Even though the EC is a common technique to measure fluxes of carbon, water, and energy, there are some challenges in providing robust, high-quality, continuous observations. One of the challenges regarding the technique and therefore the flux networks is addressing data gaps and the uncertainties associated with the gap-filling process, mainly when the gap windows are long (longer than 12 consecutive days, as described by Moffat et al., 2007). These gaps happen quite often for a variety of reasons, such as values out of range, spike detection or manual exclusion of date and time ranges, instrument or power failure, herbivores, fire, eagles' nests, lightning, and/or researchers on leave (Beringer et al., 2017). Since EC flux towers are often located in harsh climates, their data are more susceptible to adverse weather (i.e. rain conditions), and they sometimes prevent quick access to sites for repair and maintenance. As a result, this issue can, in turn, produce gaps which might be relatively long (Isaac et al., 2017) and thus problematic, as explained in the following. Firstly, loss of data is considered a threat to scientific studies depending on the missing data quantity, pattern, mechanism, and nature (Altman and Bland, 2007; Molenberghs et al., 2014; Tannenbaum, 2010). That is because using an incomplete dataset might lead to biased, invalid, and unreliable results (Allison, 2000; Kang, 2013; Little, 2002). Second, continuous gap-filled data are required to calculate the annual or monthly budgets of carbon and water balance components (Hutley et al., 2005).

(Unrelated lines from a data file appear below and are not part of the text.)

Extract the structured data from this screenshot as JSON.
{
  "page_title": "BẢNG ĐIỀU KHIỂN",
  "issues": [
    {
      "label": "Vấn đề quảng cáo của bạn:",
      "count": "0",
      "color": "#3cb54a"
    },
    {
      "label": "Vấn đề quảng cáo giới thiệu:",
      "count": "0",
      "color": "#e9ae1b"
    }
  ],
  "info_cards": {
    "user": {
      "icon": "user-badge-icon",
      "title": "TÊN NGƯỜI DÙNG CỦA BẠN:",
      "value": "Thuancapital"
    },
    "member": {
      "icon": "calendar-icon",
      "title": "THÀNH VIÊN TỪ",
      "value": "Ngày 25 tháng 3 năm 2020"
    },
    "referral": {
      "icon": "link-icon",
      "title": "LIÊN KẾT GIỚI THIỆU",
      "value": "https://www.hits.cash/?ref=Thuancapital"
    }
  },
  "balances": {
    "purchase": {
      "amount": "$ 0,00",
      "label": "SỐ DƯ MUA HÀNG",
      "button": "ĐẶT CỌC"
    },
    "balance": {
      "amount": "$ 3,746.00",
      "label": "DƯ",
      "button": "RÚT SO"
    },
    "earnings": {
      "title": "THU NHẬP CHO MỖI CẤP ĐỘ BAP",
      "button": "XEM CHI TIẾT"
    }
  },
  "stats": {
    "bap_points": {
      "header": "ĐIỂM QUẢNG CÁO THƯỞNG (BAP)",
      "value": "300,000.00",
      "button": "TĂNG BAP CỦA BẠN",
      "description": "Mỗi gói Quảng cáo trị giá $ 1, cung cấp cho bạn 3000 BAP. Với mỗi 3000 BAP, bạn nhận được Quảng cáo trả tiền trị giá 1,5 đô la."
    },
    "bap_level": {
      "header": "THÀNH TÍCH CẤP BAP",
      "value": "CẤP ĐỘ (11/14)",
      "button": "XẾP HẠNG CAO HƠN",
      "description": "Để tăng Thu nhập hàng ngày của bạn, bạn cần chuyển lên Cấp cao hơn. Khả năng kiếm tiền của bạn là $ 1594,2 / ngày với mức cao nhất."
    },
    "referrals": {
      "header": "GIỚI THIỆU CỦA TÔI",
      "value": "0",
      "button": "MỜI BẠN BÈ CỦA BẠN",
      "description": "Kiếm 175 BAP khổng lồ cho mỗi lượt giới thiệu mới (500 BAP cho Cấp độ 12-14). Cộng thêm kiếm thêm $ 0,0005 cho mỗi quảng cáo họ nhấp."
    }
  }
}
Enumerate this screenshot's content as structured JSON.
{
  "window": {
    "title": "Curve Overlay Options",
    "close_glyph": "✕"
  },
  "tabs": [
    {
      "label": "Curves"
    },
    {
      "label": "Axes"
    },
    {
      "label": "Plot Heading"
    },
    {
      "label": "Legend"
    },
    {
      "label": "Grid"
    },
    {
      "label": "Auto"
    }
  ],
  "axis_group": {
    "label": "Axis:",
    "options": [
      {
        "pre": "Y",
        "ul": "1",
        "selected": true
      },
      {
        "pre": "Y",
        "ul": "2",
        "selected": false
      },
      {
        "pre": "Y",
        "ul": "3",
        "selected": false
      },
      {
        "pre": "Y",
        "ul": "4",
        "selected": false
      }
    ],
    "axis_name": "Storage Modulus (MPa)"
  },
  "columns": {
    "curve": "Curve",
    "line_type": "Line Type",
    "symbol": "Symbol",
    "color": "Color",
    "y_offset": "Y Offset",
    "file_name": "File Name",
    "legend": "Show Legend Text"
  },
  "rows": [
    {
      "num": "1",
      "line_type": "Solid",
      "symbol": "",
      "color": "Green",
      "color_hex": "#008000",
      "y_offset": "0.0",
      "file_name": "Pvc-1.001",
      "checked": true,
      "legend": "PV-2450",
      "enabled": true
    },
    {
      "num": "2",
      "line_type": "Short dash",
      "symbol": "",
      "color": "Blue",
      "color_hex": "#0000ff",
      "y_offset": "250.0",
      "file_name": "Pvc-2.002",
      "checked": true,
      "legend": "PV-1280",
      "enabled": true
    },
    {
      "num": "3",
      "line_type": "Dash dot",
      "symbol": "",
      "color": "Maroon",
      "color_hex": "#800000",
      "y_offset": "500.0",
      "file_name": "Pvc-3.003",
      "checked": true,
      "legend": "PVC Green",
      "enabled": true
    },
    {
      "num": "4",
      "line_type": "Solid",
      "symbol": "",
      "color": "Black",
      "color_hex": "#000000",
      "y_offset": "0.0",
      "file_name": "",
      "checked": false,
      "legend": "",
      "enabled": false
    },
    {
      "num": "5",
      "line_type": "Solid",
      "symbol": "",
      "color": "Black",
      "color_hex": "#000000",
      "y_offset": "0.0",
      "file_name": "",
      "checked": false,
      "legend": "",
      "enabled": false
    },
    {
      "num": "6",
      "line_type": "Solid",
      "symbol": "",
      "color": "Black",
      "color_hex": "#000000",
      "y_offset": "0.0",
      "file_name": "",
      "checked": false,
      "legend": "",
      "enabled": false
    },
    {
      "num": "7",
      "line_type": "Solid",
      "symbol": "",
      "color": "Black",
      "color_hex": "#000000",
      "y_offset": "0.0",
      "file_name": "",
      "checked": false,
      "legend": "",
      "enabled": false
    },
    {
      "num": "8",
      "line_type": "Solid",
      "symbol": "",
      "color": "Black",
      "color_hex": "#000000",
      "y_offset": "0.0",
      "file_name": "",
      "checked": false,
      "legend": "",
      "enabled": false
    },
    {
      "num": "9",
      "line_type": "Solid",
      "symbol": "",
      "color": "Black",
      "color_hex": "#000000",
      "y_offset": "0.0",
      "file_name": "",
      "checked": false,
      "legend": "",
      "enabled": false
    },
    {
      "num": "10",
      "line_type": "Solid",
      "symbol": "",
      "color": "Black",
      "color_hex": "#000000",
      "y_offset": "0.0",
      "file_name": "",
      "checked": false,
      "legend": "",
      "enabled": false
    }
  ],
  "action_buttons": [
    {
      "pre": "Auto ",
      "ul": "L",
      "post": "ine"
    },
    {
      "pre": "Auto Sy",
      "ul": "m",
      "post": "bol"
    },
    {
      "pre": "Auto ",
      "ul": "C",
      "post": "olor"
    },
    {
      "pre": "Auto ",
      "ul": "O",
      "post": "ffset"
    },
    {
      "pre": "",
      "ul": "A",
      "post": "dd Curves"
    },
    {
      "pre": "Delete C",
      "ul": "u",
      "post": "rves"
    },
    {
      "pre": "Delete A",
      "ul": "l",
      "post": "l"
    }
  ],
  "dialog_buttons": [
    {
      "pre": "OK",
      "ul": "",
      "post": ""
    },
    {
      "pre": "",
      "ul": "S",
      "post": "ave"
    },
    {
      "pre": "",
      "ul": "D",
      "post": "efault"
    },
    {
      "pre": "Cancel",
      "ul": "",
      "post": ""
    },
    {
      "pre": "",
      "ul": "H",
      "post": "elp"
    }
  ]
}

Other than the challenges caused by missing data, there are several sources of errors and uncertainties in the EC technique. Firstly, random error is associated with the stochastic nature of turbulence, associated sampling errors (incomplete sampling of large eddies, uncertainty in the calculated covariance between the vertical wind velocity and the scalar of interest), instrument errors, and footprint variability (Aubinet et al., 2012). For instance, Dragoni et al. (2007) analysed EC-based data from the Morgan–Monroe State Forest for 8 years (1999–2006) and assessed instrument uncertainty as equal to 3 % of the total annual net ecosystem exchange (NEE). Another primary source of uncertainty in EC measurements is systematic errors caused by methodological challenges and instrument calibration problems (e.g. sonic anemometer errors, spikes, gas analyser errors). Finally, one of the sources of uncertainties is data processing, especially data gap-filling (Isaac et al., 2017; Moffat et al., 2007; Richardson et al., 2012; Richardson and Hollinger, 2007).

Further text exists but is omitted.